Among the 10 films on the screening list this year are “Scary Mother” by Ana Urushadze, which won the best film award in Locarno International Film Festival 2017, Sarajevo Film Festival 2017, and El Gouna Film Festival 2017.
“Adama,” a French animated drama film directed by Simon Rouby, is also featured. The film tells the story of a young West African boy who sets off across Europe in search of his older brother during World War I. It was nominated for César Awards in 2016 and the best feature film award from Annecy International Animated Film Festival 2015.
Seven films will feature in the Documentary Rendez Vous section, which will include a special selection of short Irish documentaries.
The seven films include American documentary “I Am Not Your Negro” about writer James Baldwin, which was nominated for the Best Documentary Feature award at the Oscars this year.
The French documentary “Plot 35,” which was nominated for the Golden Eye award at Cannes this year, will also feature in this section. The film explores director Eric Caravaca’s own family history.

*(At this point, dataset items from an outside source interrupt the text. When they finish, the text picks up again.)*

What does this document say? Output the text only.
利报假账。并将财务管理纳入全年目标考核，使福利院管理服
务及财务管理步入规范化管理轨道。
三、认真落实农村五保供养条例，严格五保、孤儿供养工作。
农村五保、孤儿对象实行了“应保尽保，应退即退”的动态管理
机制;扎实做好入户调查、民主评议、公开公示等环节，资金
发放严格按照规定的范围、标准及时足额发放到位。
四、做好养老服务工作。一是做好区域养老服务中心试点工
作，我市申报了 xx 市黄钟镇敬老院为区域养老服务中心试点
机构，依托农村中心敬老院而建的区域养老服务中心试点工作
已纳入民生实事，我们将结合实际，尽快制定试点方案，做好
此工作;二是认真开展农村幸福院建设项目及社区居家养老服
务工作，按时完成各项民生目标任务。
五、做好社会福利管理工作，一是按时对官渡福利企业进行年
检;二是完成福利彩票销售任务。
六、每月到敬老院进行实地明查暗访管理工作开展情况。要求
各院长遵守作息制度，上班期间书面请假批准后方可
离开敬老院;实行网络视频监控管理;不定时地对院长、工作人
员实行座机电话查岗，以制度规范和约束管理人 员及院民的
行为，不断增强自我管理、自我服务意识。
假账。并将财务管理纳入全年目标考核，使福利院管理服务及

The Carte Blanche section was first introduced at the seventh Panorama, with the aim of presenting three Egyptian filmmakers’ European film choices.
This year, ‘Breaking The Waves,” directed by Lars Von Trier, was chosen by director Kamla Abu Zekry. “Belle de Jour.” by Luis Buñuel was selected by director Ali Badrakhan. The third film, chosen by local director Tamer El Said, is “Eternity and a Day,” by Greek director Theo Angelopoulos.
It has also become an annual tradition at the Panorama to feature an artistic, in-depth look at the reality of a European city via a careful selection of a number of films, and this year, London will be the city on display, under the title “Mysterious London.”
In partnership with the British Council, this year’s Urban Lens section focuses on the gloomy streets of the British capital, via a selection of dark movies that feature the city. The three films are Frenzy (1972) by Alfred Hitchcock; Night and the City (1950) by Jules Dassin; and Sapphire (1959) by Basil Dearden.
The Panorama of the European Film is an annual event that was launched by Misr International Films in 2004, and was incorporated under Zawya in 2014.
The Panorama of the European Film takes place under the auspices of the Ministry of Culture and the Egyptian Film Center, and is funded by the European Union, the British Council, the Goethe Institute, the French Institute, the Italian Cultural Institute, alongside the embassies of Ireland, Holland, Sweden, and Portugal.